CHINA’S ambition to ramp-up its share of renewable energy saw construction of two wind turbines every hour in recent years.
By the end of 2016 it will have installed more solar power than the entire electrical capacity of Switzerland, with the potential to top 30 gigawatts.
The country, which is the world’s biggest polluter, has been keen to show the world it can clean up its act.
However, it came as a surprise to the world when China’s energy authority in November slashed wind and solar targets through to 2020.
This slow-down in its renewables program isn’t a reverse in commitment to clean energy, but simply because the construction of solar panels and wind farms haven’t been matched by upgrades to the electricity grid that is more suited to coal, reports The Wall Street Journal.
China is a 'renewable energy superpower' according to some media reports. Some perspective pic.twitter.com/zXh60OhRwB
— Carbon Counter (@CO2Counter) December 4, 2016
Roughly one-fifth of wind power currently goes undistributed and in some parts of China, it is closer to half. A slow-down in its economy has also caused China’s overall power needs to plateau.
China’s new government targets are total installed solar capacity of 110 gigawatts by 2020, down from earlier guidance by officials of 150, and 210 gigawatts of installed capacity of wind power, down from 250.
“The government needed to give a policy sign that everybody had to cool down,” Paolo Frankl, head of the International Energy Agency’s renewable-energy division told The Wall Street Journal.
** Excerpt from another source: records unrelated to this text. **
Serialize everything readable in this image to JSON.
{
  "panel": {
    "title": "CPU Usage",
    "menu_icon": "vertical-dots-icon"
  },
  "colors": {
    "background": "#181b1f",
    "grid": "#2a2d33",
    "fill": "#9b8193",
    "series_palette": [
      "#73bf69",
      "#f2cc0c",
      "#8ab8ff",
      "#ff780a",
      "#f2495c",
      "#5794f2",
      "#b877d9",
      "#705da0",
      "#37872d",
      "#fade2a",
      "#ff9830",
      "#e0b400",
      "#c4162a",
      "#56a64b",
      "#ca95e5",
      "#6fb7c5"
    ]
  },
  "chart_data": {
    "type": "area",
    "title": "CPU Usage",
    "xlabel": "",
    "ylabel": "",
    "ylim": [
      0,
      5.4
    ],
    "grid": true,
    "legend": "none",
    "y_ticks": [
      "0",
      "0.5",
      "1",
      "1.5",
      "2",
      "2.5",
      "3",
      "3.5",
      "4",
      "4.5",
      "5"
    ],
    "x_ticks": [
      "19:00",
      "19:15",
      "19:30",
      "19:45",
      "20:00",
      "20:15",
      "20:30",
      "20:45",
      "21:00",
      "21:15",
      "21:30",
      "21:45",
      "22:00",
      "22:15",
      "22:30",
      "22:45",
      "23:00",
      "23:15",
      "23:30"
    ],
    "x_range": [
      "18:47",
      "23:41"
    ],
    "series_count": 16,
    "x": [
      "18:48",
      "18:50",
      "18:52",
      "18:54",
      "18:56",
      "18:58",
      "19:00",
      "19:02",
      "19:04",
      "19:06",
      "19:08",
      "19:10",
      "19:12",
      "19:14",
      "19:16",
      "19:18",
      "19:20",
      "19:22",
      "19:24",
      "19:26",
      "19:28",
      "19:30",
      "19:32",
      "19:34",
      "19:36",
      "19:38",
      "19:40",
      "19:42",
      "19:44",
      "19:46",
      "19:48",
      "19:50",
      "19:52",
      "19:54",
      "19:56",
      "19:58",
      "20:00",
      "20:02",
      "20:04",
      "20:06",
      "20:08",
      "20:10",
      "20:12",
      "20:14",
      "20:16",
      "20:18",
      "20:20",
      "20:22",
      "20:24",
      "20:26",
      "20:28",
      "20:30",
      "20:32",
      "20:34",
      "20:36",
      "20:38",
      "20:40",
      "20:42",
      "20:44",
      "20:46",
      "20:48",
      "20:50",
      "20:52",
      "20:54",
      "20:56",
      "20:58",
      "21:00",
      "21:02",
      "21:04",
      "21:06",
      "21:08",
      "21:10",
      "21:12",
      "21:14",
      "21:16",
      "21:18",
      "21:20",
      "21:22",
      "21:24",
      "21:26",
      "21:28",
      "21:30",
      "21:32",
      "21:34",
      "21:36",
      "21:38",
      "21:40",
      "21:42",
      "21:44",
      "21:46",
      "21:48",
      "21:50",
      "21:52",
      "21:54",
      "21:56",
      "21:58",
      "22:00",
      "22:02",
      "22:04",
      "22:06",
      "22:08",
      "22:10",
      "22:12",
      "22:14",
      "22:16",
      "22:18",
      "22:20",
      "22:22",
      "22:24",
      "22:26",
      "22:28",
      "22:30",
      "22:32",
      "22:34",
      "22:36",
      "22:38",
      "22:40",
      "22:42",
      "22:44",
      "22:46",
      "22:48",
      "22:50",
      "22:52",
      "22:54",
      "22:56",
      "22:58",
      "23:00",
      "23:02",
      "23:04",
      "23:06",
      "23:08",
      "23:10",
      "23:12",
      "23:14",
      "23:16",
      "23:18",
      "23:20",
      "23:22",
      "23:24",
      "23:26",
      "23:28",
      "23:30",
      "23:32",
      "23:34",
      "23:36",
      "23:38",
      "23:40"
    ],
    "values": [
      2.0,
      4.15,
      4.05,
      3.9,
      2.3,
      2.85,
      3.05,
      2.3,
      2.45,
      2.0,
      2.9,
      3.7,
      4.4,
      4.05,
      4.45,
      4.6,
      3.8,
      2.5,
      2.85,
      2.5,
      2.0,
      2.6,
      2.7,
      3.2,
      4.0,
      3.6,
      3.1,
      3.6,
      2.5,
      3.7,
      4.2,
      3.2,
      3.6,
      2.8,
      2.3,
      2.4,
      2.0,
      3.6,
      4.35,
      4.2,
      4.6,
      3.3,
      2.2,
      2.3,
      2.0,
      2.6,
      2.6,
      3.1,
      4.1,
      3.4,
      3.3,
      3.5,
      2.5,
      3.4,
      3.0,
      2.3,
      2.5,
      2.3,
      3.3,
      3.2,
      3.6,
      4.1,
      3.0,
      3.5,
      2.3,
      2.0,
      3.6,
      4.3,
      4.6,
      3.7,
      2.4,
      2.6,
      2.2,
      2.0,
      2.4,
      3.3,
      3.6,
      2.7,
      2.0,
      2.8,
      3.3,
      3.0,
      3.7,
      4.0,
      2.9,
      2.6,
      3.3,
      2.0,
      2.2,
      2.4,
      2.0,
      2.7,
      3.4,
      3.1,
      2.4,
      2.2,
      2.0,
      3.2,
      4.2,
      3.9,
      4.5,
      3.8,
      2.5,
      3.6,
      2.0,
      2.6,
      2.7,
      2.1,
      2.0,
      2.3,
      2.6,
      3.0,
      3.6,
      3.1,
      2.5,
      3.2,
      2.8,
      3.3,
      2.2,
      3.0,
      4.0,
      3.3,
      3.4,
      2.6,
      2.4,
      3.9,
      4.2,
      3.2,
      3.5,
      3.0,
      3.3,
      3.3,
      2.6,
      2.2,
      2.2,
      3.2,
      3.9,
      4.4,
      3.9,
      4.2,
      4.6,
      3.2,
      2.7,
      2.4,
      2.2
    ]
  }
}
The message was: “We cannot go ahead like this.”
In particular, transmission lines in remote regions haven’t kept up with the changing face of electricity generation in China. It has also been tough for wind operators to gain access to the grid compared to coal-power generators who have longstanding relationships with the grid managers.
Plus fixed tariffs set by the government for renewables tend to make it more expensive than coal.
The slow-down in renewables construction is expected to be tough for Chinese solar and winder power companies in the near future. Although, in the long run, China’s pledge to stop its carbon emissions rising by 2030 isn’t in doubt.